Macrophage Adhesion and Phenotypic Shifts on Hydrophobically Modified Hydrogels

Abstract

A balance of macrophage phenotypes is essential in successful implantation. Therefore, biomaterials should be carefully designed to better regulate the response of macrophages. We demonstrate macrophage adhesion and phenotypic shifts can be modulated with hydrophobically modified hydrogels. This study represents a fundamental concept in controlling cell adhesion and differentiation with substrate hydrophobicity. Gel synthesis was carried out using methacrylated gellan gum (MGG), which was polymerized and crosslinked through a photo-initiated thiol-ene reaction in situ.

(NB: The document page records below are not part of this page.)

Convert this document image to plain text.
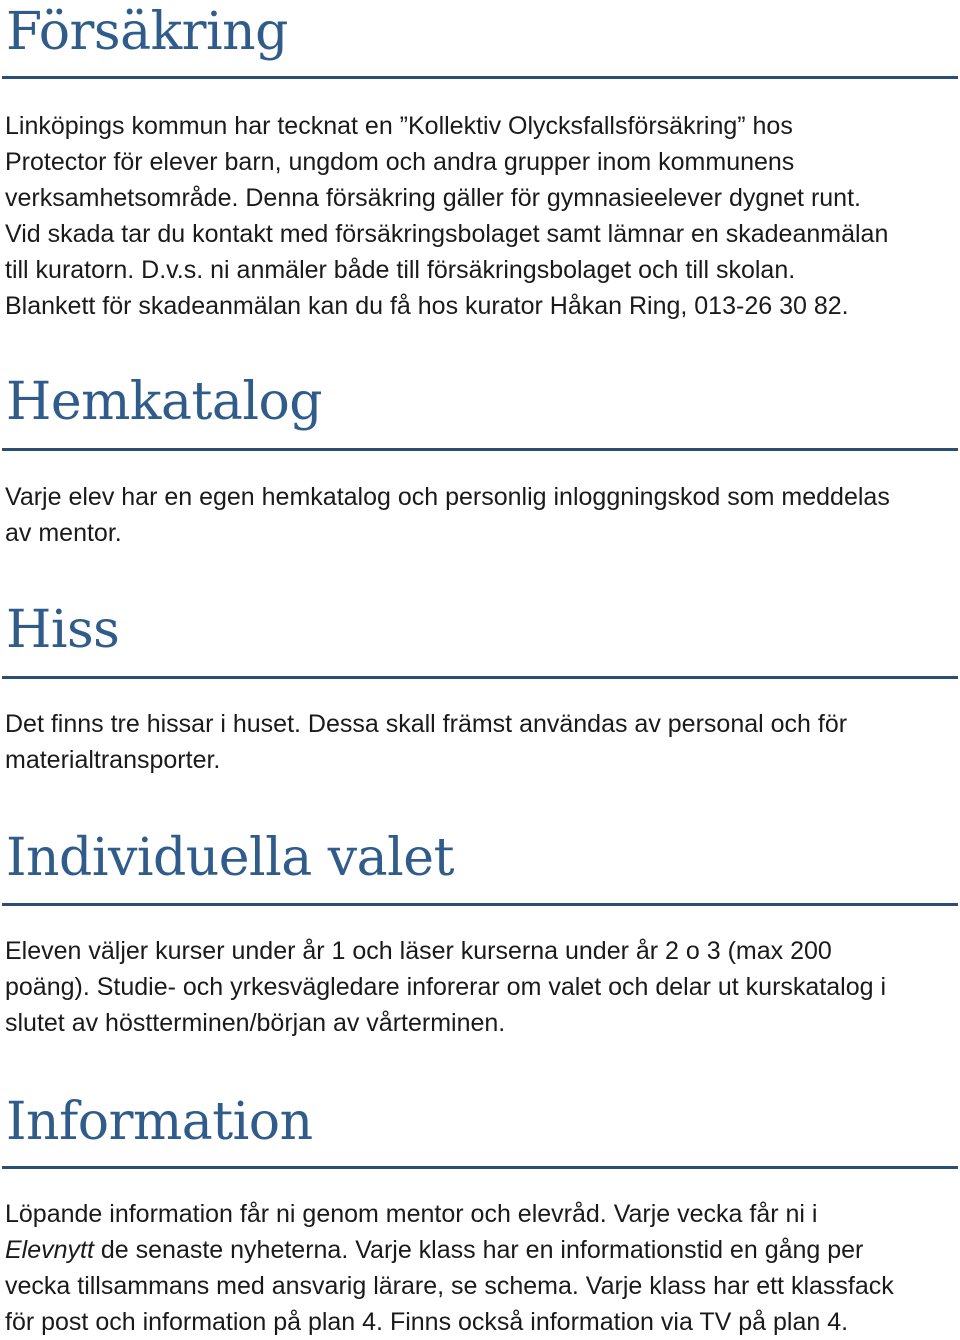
Försäkring

Linköpings kommun har tecknat en ”Kollektiv Olycksfallsförsäkring” hos
Protector för elever barn, ungdom och andra grupper inom kommunens
verksamhetsområde. Denna försäkring gäller för gymnasieelever dygnet runt.
Vid skada tar du kontakt med försäkringsbolaget samt lämnar en skadeanmälan
till kuratorn. D.v.s. ni anmäler både till försäkringsbolaget och till skolan.
Blankett för skadeanmälan kan du få hos kurator Håkan Ring, 013-26 30 82.

Hemkatalog

Varje elev har en egen hemkatalog och personlig inloggningskod som meddelas
av mentor.

Hiss

Det finns tre hissar i huset. Dessa skall främst användas av personal och för
materialtransporter.

Individuella valet

Eleven väljer kurser under år 1 och läser kurserna under år 2 o 3 (max 200
poäng). Studie- och yrkesvägledare inforerar om valet och delar ut kurskatalog i
slutet av höstterminen/början av vårterminen.

Information

Löpande information får ni genom mentor och elevråd. Varje vecka får ni i
Elevnytt de senaste nyheterna. Varje klass har en informationstid en gång per
vecka tillsammans med ansvarig lärare, se schema. Varje klass har ett klassfack
för post och information på plan 4. Finns också information via TV på plan 4.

The degree of hydrophobicity was controlled by attaching hydrophobic branches of different lengths to the MGG. The attachment was carefully controlled so that the hydrogel compressive modulus was not affected by the hydrophobic modification. Compared to unmodified MGG, the water contact angle increased and the swelling ratio decreased for modified MGG hydrogels. Naive and activated macrophages were subsequently seeded on the hydrogels with different surface wettability. Cell proliferation and spreading increased with increasing surface hydrophobicity. Hydrogel surface adhesion to a hydrophobic probe was quantified and showed an increasing trend with increasing substrate hydrophobicity. This suggests that the hydrophobic surface may increase protein adsorption, which, in turn, increases cell spreading. Cytokine secretion by M1 and M2 macrophages were also altered by substrate hydrophobicity. Both nitrite production, a marker of M1, and urea production, a marker of M2, increased with substrate hydrophobicity, with nitrate production being more pronounced. RAW 264.7 macrophages seeded on these substrates shifted to a more pro-inflammatory phenotype with increasing substrate hydrophobicity.